Since its inception, the General Data Protection Regulation (GDPR) has brought a paradigm shift within the organisations regarding data privacy landscape. Handling subject access requests (SARs) effectively and within the prescribed time remains a challenge for many employers especially where SARs are becoming onerous. The employees and other staff members are more conscious than ever of their data protection rights, resultant of both a significant growth in a number of SARs received by the employers and a huge rise in complaints with the Information and Data Protection Commissioner (IDPC). Mishandling of SARs remains the foremost source of a complaint under the GDPR. Understanding how to respond to a SAR is of paramount importance because a failure to respond can expose the business to a claim, fines, enforcement action and reputational damage.

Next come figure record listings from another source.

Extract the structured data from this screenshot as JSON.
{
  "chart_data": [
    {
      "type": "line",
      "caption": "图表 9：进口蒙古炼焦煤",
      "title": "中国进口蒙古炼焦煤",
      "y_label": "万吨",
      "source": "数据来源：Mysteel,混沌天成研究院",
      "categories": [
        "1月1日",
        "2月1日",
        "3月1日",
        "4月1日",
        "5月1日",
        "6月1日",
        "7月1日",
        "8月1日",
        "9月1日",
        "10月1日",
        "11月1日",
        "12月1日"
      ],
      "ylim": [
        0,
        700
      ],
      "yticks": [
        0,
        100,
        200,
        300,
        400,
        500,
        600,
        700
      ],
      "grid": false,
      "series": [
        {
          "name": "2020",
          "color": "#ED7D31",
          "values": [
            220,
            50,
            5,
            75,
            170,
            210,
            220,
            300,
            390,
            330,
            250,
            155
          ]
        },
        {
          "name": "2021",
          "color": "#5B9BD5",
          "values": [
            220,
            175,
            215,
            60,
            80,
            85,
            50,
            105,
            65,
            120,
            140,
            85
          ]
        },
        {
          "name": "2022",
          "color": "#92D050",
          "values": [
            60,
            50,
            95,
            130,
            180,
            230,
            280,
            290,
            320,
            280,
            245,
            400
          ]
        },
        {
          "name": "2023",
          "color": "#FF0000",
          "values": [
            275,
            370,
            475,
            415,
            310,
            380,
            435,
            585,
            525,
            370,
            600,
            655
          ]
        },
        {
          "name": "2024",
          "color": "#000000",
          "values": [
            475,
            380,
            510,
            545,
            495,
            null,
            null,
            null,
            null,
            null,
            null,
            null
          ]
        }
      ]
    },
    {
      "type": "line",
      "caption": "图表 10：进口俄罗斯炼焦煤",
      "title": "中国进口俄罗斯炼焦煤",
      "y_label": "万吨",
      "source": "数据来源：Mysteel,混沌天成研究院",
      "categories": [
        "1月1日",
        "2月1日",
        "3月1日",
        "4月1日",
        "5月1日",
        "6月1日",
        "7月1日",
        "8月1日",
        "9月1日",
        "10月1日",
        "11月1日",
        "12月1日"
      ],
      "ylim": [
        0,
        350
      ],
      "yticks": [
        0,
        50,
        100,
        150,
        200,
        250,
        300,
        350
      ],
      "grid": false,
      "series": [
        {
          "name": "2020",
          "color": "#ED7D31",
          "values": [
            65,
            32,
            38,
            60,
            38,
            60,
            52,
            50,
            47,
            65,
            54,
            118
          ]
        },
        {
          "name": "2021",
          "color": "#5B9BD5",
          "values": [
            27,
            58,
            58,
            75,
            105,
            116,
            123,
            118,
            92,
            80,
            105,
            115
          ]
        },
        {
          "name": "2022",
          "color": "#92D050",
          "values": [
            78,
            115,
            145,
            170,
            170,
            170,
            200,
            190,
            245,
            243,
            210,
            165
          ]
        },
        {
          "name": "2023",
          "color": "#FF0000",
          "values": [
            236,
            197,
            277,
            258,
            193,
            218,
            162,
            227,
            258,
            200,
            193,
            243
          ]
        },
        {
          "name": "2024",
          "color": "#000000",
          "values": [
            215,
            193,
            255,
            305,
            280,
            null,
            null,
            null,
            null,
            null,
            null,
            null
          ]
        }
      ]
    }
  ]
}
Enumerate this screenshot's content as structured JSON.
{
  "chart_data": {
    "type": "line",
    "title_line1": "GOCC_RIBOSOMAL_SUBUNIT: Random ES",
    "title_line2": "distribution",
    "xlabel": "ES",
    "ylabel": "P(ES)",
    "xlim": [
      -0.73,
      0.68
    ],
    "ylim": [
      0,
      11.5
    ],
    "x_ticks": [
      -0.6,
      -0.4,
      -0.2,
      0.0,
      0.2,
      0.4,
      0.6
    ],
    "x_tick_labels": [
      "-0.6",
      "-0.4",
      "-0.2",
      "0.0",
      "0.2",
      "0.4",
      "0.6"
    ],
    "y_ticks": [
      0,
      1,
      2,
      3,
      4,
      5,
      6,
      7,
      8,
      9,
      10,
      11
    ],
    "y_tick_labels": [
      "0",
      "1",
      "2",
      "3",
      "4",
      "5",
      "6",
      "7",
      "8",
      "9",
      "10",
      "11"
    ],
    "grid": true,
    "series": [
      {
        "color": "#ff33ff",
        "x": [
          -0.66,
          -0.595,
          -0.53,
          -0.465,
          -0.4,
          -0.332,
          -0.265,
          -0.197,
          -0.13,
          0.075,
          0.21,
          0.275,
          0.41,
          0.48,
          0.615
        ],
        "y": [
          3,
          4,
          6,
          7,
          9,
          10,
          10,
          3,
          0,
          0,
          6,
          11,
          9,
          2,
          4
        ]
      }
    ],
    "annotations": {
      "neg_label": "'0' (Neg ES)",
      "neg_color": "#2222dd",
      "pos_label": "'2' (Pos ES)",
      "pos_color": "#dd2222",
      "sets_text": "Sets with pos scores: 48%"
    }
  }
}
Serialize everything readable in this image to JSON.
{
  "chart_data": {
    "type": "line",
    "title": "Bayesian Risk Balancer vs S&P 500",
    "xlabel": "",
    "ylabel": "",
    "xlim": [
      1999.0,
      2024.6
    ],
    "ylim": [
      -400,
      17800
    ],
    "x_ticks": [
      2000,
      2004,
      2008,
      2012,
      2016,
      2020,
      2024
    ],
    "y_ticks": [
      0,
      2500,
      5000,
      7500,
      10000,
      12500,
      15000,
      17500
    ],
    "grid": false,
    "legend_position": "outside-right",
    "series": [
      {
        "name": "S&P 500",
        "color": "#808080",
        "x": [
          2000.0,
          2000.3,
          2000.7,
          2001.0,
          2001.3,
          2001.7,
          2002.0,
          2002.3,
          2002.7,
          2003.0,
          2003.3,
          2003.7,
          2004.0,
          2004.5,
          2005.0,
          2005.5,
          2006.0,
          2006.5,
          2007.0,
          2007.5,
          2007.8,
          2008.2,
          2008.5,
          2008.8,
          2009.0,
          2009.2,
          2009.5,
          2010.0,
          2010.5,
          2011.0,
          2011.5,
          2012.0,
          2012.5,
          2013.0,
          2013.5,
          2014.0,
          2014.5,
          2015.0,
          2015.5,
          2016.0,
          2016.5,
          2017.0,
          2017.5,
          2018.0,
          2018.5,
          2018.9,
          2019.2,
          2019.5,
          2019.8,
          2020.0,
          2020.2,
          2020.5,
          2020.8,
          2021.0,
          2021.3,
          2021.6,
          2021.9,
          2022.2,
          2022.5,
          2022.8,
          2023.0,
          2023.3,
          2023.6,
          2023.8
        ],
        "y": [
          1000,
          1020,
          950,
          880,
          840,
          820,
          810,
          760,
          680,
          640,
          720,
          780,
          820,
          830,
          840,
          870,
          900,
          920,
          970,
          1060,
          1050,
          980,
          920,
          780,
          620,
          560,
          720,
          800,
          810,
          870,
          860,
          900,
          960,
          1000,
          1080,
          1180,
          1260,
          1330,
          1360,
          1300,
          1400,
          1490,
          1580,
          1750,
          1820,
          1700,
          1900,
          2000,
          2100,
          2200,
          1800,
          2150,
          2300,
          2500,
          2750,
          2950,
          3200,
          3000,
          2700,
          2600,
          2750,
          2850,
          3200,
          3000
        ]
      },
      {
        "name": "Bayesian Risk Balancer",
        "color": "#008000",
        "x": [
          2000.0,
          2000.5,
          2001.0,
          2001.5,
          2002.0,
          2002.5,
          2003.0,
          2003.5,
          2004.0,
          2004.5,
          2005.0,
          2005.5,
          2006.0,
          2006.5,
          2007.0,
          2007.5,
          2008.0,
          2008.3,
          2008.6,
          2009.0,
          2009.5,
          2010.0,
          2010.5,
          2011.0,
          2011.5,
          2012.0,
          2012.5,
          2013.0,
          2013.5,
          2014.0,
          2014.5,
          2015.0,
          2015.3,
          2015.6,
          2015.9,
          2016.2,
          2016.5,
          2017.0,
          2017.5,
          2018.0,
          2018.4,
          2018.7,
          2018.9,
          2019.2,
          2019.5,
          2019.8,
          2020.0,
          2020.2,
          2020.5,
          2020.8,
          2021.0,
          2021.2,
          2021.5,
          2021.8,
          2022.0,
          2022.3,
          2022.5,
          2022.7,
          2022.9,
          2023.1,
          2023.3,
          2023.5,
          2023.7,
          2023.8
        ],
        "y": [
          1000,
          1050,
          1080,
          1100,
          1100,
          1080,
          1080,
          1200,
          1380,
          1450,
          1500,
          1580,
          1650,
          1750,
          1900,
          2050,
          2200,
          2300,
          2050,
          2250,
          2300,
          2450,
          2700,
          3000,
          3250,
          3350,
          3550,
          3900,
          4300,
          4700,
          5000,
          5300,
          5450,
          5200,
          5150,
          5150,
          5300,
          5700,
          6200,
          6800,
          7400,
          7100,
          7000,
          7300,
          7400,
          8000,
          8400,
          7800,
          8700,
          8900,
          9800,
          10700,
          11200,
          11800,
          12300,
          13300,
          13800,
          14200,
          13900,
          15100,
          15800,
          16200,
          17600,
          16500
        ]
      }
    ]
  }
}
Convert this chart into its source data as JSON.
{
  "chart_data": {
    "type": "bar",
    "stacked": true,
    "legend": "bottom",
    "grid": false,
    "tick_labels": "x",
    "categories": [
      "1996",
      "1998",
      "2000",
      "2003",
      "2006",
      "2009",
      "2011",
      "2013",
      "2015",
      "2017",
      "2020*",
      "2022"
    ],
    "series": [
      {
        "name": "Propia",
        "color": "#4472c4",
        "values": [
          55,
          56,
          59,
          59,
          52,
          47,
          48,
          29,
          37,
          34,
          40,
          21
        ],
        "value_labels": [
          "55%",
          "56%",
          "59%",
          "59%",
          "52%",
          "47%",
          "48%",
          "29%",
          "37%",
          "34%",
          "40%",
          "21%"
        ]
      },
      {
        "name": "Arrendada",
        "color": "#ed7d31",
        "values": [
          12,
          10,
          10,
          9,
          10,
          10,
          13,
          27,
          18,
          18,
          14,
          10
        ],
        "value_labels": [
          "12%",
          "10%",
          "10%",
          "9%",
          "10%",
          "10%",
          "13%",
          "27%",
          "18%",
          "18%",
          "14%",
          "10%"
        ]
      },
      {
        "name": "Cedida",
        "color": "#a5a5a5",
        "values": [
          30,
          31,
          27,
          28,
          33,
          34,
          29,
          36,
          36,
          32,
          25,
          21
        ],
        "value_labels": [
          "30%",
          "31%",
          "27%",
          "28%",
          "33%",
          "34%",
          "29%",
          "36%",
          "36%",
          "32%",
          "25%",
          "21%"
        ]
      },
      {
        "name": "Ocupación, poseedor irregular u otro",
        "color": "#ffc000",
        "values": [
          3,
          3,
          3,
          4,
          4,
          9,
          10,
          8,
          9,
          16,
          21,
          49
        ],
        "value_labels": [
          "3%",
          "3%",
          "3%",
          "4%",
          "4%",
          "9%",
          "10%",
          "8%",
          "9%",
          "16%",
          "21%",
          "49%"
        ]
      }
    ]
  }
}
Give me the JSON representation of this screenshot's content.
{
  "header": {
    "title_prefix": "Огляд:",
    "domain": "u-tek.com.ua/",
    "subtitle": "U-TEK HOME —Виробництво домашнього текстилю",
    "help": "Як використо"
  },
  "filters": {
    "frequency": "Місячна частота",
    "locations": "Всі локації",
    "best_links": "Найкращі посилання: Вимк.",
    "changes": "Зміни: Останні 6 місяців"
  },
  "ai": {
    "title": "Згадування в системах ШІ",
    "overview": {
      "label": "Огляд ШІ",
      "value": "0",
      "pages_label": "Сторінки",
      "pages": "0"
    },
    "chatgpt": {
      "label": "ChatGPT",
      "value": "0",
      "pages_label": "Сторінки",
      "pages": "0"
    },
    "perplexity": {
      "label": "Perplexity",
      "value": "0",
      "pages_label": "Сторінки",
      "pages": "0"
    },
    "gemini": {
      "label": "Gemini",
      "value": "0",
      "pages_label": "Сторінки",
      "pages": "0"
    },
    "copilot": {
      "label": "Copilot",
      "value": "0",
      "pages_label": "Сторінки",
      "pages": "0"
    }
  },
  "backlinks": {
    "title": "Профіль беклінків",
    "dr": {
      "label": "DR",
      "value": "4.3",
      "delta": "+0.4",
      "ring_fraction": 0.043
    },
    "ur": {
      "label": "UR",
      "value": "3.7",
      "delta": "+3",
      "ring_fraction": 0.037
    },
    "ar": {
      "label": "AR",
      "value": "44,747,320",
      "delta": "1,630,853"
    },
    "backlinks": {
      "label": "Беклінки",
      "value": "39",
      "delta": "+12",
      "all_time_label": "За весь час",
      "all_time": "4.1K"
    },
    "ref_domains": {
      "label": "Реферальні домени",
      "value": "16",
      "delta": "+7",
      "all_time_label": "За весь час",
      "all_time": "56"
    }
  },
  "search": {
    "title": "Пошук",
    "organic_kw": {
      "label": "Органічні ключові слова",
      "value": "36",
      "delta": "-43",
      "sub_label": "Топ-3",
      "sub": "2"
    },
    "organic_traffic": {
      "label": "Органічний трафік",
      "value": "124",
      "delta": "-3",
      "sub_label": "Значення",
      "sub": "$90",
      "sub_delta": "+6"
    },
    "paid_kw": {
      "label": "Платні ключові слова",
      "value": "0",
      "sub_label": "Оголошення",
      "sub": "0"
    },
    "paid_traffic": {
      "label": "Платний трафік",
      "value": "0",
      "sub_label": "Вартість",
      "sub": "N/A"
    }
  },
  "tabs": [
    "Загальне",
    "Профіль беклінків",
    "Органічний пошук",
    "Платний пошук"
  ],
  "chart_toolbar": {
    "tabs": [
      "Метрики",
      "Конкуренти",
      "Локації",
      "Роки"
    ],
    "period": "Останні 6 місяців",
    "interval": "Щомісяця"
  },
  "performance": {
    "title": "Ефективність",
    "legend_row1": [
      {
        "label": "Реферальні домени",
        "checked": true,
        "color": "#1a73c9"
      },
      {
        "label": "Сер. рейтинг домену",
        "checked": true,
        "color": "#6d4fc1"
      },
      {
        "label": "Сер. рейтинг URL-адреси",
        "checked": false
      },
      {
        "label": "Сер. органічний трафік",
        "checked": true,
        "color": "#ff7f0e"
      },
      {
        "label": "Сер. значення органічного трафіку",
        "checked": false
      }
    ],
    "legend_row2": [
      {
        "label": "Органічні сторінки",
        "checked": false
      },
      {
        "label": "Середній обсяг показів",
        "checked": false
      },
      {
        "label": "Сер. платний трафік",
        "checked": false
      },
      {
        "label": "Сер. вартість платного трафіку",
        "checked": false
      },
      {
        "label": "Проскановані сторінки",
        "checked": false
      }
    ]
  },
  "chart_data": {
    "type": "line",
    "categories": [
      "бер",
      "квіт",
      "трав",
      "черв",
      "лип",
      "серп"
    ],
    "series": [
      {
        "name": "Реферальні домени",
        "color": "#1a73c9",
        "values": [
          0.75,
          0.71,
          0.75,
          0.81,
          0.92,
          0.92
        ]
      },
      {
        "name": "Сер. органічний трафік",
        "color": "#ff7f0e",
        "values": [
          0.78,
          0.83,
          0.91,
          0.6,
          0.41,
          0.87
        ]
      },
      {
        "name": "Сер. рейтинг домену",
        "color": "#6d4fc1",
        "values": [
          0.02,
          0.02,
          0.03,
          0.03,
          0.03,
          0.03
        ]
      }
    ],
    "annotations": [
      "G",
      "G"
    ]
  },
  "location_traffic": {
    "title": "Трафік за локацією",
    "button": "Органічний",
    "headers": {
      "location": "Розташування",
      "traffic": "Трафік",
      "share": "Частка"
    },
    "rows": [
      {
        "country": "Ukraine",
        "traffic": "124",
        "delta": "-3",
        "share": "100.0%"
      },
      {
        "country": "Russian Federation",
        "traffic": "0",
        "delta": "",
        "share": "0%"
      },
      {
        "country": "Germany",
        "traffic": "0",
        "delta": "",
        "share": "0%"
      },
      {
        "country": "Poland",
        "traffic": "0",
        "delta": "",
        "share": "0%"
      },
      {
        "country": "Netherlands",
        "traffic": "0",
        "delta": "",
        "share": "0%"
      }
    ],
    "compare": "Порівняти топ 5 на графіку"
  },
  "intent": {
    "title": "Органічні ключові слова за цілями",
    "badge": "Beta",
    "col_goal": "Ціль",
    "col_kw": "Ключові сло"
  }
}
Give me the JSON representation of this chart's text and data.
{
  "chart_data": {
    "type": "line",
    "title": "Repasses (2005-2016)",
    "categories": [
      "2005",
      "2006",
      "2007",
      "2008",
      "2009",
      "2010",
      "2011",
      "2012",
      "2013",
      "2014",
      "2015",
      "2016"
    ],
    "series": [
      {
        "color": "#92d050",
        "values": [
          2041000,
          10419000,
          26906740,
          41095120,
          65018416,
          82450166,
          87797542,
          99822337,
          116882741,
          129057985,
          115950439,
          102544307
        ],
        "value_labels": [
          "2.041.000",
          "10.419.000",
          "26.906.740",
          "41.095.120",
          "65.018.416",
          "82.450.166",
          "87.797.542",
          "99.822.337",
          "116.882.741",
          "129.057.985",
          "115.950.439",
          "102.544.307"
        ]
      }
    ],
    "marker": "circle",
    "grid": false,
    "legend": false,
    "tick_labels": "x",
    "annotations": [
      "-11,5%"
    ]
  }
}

Most of the organizations hold volumes of personal data about their existing employees, former employees and other staff members. The increased awareness amongst the employees (and the removal of the fee), has given a sharp rise to increased SARs. Consequently, the organizations are facing the biggest risk under the GDPR in respect of employment-subject access requests as they must manage an increasing number of SARs submitted by the employees and other staff members. Employees, former employees and other staff members use SARs in the context of broader employment dispute including unfair dismissal, whistleblowing or discrimination claims in order to increase their employers’ legal and management costs and to obtain information for use in claims.
The GDPR grants additional rights and protection to employees as data subjects resulting in significant impacts on the employment sphere. The key changes brought by the GDPR, which likely result in giving rise to the number of SARs are:
- There are no limitations on the number of requests, or the regularity with which a request can be submitted, which is leading to rise in the use of SARs.
- Employers are required to respond to a SAR free of cost except where the request is manifestly unfounded or excessive or repetitive in nature.
- Employers must respond to a SAR without undue delay and within one month of receipt of the request (although an extension of up to two months is available for particularly complex requests).
- Data must be supplied in a structured, commonly used and machine-readable form, the costs of which fall to the employer, and the first copy of any SAR outcome must be supplied free of charge.
Employers must be careful whilst dealing with SARs. They must not ignore SARs especially in the context of employee management and dismissal processes. Employment tribunals are now aware of these issues and may take failures to comply with SARs into account. In addition, employers must;
- Respond to a SAR within legal timeframe provided
- Liaise with the individual if you require further information to verify their identity or to enable you to locate the requested information.
- Unearth the requested personal data
- Redact or remove data relating to other individuals unless you have their consent, or it is reasonable in all the circumstances to provide that information
- Consider if an exemption applies where the data would be exempt from disclosure.
- Supply copy of the relevant data and explain if and why you are relying on any of the exemptions.